2) Europe needs to adopt policies of redistribution, reducing inequality,  harmonizing tax regimes, putting an end to tax competition, with a shift of taxation from labour towards profits and wealth. European policies should promote public services and social protection. Employment and collective bargaining must be defended; labour rights are a key element of democratic rights in Europe.

3) In the face of the financial crisis in Europe – marked by the interaction between the banking crisis and public debt – the European Central Bank should act as a lender of last resort for government bonds. The public debt problem must be solved with the eurozone taking joint responsibility, and debt must be assessed through a public audit.

4) Finance must be radically downsized, through a tax on financial transactions, the elimination of speculative activities and control on the movement of capital. The financial system should be subject to forms of social control and transformed in a way that promotes sustainable productive investment from a social, environmental and employment point of view.

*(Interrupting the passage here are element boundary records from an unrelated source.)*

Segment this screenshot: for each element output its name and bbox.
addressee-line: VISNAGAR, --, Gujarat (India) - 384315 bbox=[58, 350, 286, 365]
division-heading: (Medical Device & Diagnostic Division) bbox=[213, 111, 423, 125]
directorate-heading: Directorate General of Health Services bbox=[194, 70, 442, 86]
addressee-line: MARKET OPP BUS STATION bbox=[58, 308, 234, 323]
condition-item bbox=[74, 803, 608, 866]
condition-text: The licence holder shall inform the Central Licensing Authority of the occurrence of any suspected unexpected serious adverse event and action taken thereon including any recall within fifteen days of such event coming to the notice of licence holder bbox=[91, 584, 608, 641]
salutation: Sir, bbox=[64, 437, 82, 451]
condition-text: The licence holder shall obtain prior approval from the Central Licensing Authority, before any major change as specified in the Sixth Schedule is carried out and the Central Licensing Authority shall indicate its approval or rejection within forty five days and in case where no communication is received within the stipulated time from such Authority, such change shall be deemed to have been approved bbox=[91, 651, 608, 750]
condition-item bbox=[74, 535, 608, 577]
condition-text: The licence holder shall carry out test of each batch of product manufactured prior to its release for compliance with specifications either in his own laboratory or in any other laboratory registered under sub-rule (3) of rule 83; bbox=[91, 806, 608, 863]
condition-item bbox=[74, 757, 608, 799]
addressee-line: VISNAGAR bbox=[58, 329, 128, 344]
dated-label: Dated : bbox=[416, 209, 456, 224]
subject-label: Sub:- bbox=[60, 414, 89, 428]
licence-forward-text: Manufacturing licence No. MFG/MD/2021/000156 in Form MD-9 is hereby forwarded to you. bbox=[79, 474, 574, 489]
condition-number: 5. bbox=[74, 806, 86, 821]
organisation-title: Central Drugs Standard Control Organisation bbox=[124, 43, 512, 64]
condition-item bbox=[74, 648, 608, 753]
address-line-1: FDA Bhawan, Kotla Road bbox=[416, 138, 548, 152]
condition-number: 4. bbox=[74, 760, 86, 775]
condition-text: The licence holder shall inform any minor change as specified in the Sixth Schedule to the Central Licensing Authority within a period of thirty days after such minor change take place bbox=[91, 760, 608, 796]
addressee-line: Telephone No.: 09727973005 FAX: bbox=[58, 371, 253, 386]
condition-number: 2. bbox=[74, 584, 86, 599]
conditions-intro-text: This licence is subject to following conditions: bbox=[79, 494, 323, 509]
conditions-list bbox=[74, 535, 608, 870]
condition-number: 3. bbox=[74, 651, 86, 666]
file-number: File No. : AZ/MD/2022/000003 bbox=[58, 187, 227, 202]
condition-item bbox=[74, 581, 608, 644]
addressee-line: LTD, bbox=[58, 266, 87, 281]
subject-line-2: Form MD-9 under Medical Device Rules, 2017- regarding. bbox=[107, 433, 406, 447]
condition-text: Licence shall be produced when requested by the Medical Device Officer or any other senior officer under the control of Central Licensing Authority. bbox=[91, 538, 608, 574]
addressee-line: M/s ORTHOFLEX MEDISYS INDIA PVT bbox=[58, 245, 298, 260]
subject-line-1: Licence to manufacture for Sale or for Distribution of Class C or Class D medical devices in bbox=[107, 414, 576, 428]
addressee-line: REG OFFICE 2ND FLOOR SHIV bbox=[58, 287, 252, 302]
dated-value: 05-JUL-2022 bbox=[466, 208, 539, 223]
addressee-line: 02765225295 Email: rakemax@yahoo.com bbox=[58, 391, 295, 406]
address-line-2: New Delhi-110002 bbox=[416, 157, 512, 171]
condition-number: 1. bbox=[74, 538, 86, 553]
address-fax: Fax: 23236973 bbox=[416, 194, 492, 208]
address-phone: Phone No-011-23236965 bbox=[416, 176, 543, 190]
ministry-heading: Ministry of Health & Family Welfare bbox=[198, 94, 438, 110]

5) A profound ‘ecological transition’ may offer a way out of the crisis in Europe. Europe must reduce its carbon footprint and use of energy and natural resources. Policies should encourage new ways of producing and consuming. A major investment programme that will promote sustainability can offer high-quality jobs, expand expertise in innovative fields and broaden the scope for action at the local level, especially on common [public] goods.

6) In Europe, democracy must be extended to all levels. The European Union must be reformed.  The trend towards concentration of power in the hands of a few states and institutions outside democratic control has exacerbated by the crisis. This must be reversed to achieve greater citizen participation, a greater role for the European Parliament, and a more meaningful democratic control over key decisions.

European policies must change course and an alliance of civil society, trade unions, movements and progressive political forces is required to bring Europe out of the crisis produced by neoliberalism and finance, and towards a true democracy.